Goodreads Authors/Readers discussion

13 views
Bulletin Board > Handling Flashbacks

Comments Showing 1-7 of 7 (7 new)    post a comment »
dateUp arrow    newest »

message 1: by Michael (last edited Nov 26, 2016 09:52PM) (new)

Michael Lewis (mll1013) | 128 comments I'm working on the second novel of my Galaxy Series. There are three distinct plot threads that occur anywhere from six years to eighteen years after the first book in the series. In one plot thread, two of the characters are reminiscing back through the years. I have them talking together and then one of them will flashback mentally to a scene. Throughout these vignettes of remembrance, I bring them closer and closer to the present day (year 18 from the beginning of the series).

My concern is how I make sure that I handle the back-and-forth of flashbacks to modern day without losing or confusing the reader. I want to be effective without using pedestrian techniques (e.g. "Meanwhile, back at the ranch...") I had considered putting the flashback in italics, but these flashbacks can last for many pages, and I think it would look improper to italicize that much at one time.

I'd appreciate any advice from readers/writers as to how they have seen/used effective techniques for handling flashbacks that are done from the perspective of someone reminiscing about the past.

Thanks!


message 2: by Zee (new)

Zee Monodee (zee_monodee) | 154 comments I have used flashbacks in one of my books, and these happened mainly through dreams and I used italics.

You could have something like "6 years earlier..." in italics at the start of the scene, have the flashback in regular font, then new scene when it returns to the present and you start with "Present day..." and then continue.

That's what I would suggest you as an editor. Still, I haven't seen your work so this might not be best, but based on what you've mentioned, I'd go for this technique.


message 3: by Dwayne (last edited Nov 26, 2016 10:14PM) (new)

Dwayne Fry | 349 comments Italics would be fine, I think, even if it lasts a few pages.

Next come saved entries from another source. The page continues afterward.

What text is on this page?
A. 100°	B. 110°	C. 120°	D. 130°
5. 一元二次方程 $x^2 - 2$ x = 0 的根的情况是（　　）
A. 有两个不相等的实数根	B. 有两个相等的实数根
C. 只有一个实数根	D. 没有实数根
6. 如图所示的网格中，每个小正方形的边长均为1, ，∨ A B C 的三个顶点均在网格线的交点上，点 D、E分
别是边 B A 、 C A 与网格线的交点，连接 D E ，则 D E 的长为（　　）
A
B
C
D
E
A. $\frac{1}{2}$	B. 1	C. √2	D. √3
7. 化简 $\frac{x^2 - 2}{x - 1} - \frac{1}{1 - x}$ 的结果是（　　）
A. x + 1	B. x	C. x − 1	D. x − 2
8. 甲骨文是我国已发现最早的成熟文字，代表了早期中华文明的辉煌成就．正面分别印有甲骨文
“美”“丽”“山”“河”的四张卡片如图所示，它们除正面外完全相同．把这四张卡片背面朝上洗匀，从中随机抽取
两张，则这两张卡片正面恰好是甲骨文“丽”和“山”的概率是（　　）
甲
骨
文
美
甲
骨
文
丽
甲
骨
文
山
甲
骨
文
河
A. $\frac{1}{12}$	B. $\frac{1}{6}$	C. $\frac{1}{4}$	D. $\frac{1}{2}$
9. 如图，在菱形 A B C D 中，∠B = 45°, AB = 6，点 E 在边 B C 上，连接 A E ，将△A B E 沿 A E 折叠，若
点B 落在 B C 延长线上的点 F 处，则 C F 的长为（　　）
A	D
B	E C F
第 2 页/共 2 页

You could head each section with a date.

You could start the flashbacks with something like, "Billy Bob remembered what it was like all those years ago when..." and end with something like, "...as the memory faded, Billy Bob realized someone had a knife to his neck."

Depending on the piece, a lot of times I go with something subtle for a flashback. "The last time this happened, I/he/she..." and end with something like, "...Things had changed since then." Or, "Back in 1987..." / "Presently..."


message 4: by Shomeret (new)

Shomeret | 138 comments If you're writing your novel in chapters, you could start a new chapter with each flashback and specify the time period after the chapter heading. I have seen this work in many books when flashbacks are lengthy.


message 5: by Michael (new)

Michael Lewis (mll1013) | 128 comments Shomeret wrote: "If you're writing your novel in chapters, you could start a new chapter with each flashback and specify the time period after the chapter heading. I have seen this work in many books when flashback..."

Thanks, Shomeret. This was one of my first ideas for separating plot thread timing, but eventually the construction required timing changes even within the chapter. I do separate sections by ellipses (...) so it might work on a section-by-section basis, as Zee suggested above too:

Zee wrote: "You could have something like "6 years earlier..." in italics at the start of the scene, have the flashback in regular font, then new scene when it returns to the present and you start with "Present day..." and then continue..."

I also like Dwayne's comments about using contextual breadcrumbs within the text:

Dwayne wrote: "Billy Bob remembered what it was like all those years ago when..." and end with something like, "...as the memory faded, Billy Bob realized someone had a knife to his neck."...

You guys have given me good food for thought. Now to execute and see what the betas/editor think. I'm still up for other ideas too if anyone has more suggestions.

Thanks!


message 6: by N.B. (new)

N.B. Dixon | 61 comments I've seen authors change tenses, so that if the novel is written in the present tense, the flashbacks will be in the past and visaversa. You can use phrases such as, "He was transported back to a time (insert number) years ago when etc". That's a ploy I've used in my own work. Another thing is to do a scene break before the flashback, and maybe mention the date and location it took place. Hope that helps.


message 7: by Justin (new)

Justin (justinbienvenue) | 2274 comments I use flashbacks but usually I give them their own chapter. While the book is set in a certain time I use flashbacks to answer any plot holes or go back to give the reader a sense of how things have built up to the present situation.